Tsuchiura Kyodo General Hospital, Tsuchiura city, Ibaraki, Japan.
Background: In the decision making of the surgical treatment of acute aortic dissection, the detection of the entry site is considered important. However, its accurate detection is sometimes difficult, because the CT image is inevitable from the motion artifacts caused by the heartbeat. Electrocardiogram (ECG)-gated CT scanning can reduce such artifacts and may be useful in determining the entry site of aortic dissection.Methods: The accuracy of the entry site detection was compared between ECG-gated CT images (sync images) and non-gated CT images (async images). We extracted 20 CT images (9 sync and 11 async) from patents undergoing surgical repair of aortic dissection. Six physicians (2 cardiac surgeons, 2 radiologists, 2 medical interns), who were not informed the results of operations, participated the study. The examinee reviewed the CT images to determine the entry site of aortic dissection, and the answers were verified with the operative findings. The examinee scored each CT image according to the easiness of entry site identification into 5 scale. Results: The entry site was correctly determined in 22.7% for async images.

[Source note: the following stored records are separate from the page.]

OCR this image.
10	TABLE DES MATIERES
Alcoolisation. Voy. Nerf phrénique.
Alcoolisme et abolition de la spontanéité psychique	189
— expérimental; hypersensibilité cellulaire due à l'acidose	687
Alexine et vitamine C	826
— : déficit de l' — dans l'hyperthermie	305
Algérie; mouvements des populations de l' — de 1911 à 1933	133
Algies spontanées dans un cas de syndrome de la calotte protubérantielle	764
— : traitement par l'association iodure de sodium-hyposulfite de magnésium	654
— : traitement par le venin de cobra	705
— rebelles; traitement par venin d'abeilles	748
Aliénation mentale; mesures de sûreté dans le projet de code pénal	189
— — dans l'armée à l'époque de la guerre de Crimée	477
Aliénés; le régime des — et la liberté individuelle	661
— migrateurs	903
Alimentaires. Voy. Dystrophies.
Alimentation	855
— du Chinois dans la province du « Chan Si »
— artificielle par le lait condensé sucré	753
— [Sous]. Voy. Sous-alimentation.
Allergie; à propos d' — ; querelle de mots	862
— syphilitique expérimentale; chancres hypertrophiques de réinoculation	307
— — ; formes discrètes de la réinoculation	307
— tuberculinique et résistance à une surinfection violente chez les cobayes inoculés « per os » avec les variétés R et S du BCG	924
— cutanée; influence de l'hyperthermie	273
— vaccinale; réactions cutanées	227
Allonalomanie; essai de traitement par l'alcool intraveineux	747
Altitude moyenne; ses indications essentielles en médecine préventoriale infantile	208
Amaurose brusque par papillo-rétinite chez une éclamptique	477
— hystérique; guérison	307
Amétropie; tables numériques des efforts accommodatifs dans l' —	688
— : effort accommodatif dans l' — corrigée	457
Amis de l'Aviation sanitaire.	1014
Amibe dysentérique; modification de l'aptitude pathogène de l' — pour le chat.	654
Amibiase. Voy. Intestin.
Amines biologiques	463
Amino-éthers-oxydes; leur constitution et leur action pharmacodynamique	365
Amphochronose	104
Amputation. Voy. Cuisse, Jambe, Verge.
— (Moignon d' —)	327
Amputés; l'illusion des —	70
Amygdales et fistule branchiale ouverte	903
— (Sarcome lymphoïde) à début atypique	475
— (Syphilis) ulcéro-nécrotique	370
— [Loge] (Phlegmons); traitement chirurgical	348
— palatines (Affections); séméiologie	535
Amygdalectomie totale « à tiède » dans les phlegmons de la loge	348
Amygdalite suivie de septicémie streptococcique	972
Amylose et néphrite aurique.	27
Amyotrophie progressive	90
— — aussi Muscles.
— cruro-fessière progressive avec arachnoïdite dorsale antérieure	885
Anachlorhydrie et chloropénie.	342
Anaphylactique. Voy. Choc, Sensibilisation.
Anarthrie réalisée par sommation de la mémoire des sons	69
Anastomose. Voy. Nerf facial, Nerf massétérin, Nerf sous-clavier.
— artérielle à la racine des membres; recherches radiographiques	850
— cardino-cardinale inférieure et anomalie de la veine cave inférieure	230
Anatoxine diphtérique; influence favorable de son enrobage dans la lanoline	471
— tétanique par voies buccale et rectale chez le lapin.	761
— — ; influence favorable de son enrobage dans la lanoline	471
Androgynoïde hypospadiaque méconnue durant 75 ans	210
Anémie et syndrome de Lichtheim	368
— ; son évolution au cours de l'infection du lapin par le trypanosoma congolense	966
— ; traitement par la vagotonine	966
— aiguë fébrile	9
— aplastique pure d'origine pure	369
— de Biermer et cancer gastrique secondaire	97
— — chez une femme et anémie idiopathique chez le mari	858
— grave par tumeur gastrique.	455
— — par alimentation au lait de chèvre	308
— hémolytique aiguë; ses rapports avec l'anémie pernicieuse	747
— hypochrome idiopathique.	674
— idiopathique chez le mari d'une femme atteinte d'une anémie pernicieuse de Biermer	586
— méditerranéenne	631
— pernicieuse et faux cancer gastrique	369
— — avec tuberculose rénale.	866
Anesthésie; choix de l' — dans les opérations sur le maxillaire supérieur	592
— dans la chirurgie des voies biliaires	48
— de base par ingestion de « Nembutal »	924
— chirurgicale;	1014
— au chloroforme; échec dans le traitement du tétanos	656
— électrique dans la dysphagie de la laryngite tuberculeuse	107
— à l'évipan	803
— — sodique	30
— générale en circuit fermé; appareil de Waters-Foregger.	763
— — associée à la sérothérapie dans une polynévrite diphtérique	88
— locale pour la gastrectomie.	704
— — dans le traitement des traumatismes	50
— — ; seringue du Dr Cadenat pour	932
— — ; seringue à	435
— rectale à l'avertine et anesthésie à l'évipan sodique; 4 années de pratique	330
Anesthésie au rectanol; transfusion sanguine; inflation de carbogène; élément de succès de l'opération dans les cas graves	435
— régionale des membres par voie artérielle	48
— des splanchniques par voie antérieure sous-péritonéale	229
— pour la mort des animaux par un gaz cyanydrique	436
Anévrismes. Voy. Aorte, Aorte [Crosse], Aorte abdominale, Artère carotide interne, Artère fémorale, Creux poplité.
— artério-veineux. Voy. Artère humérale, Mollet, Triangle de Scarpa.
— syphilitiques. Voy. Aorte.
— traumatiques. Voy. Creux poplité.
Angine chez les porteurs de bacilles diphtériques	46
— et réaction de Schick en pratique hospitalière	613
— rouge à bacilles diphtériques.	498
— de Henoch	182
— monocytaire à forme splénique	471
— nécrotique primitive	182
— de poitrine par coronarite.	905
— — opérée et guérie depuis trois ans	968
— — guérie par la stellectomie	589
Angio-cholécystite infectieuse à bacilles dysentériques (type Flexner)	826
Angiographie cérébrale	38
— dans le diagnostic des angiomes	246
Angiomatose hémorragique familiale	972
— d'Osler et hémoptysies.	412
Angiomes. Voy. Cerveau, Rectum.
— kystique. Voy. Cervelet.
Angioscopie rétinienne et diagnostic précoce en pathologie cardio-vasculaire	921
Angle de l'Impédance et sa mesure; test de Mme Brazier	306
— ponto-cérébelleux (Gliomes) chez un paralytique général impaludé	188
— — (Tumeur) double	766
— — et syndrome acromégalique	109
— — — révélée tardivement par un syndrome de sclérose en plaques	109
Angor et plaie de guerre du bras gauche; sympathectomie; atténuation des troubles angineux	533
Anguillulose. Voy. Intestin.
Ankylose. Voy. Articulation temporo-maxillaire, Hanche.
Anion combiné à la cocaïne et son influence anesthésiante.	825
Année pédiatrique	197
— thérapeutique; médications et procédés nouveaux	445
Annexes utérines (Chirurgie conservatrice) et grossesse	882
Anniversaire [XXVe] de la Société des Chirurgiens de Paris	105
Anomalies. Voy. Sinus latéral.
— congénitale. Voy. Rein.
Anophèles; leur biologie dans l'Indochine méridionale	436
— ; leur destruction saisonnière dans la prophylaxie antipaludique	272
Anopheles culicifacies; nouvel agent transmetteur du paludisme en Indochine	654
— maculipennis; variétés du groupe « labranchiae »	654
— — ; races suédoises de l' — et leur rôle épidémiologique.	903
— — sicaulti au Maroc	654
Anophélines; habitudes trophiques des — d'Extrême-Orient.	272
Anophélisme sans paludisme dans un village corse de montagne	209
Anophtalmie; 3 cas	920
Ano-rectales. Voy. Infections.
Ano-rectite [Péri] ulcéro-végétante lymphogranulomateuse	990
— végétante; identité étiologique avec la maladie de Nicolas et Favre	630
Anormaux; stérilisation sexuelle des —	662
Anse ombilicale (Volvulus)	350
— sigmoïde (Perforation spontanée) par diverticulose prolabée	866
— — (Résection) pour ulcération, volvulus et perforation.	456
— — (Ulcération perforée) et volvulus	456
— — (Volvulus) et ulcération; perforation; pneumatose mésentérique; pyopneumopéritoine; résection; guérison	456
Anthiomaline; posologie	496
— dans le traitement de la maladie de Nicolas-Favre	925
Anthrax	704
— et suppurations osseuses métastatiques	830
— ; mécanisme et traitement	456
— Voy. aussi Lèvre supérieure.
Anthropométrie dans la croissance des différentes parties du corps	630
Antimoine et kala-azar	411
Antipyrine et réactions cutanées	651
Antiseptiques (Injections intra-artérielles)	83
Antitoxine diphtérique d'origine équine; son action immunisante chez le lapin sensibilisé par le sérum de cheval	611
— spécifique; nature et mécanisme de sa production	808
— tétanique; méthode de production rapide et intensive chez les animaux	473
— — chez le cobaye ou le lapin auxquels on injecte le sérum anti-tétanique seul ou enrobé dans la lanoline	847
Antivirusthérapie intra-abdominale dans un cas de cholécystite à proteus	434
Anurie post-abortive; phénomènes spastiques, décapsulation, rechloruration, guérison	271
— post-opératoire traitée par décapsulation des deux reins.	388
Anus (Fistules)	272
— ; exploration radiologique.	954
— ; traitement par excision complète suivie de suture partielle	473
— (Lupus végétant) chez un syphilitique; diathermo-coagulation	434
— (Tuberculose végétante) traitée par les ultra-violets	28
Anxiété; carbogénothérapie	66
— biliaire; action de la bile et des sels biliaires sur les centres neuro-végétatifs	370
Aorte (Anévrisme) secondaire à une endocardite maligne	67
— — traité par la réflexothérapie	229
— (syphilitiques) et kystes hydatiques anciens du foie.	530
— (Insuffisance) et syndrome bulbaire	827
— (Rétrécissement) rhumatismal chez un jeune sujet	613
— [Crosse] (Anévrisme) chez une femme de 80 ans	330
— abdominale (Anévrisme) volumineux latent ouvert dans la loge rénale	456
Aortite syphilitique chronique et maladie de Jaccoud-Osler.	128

The correction rate was improved to 70.4% for sync images (p<0.001). The difference was remarkable in medical interns or cardiac surgeons (async: 9.1% vs. sync: 63.9%), compared with in radiologists (50.0% vs. 83.3%). The average readability score was higher in sync images (async: 2.8 vs. sync: 4.5) Conclusion: The accurate detection of the entry site based on the conventional CT images may be difficult for nonprofessionals. ECG-gated CT scanning is considered useful to determine the entry site in aortic dissection.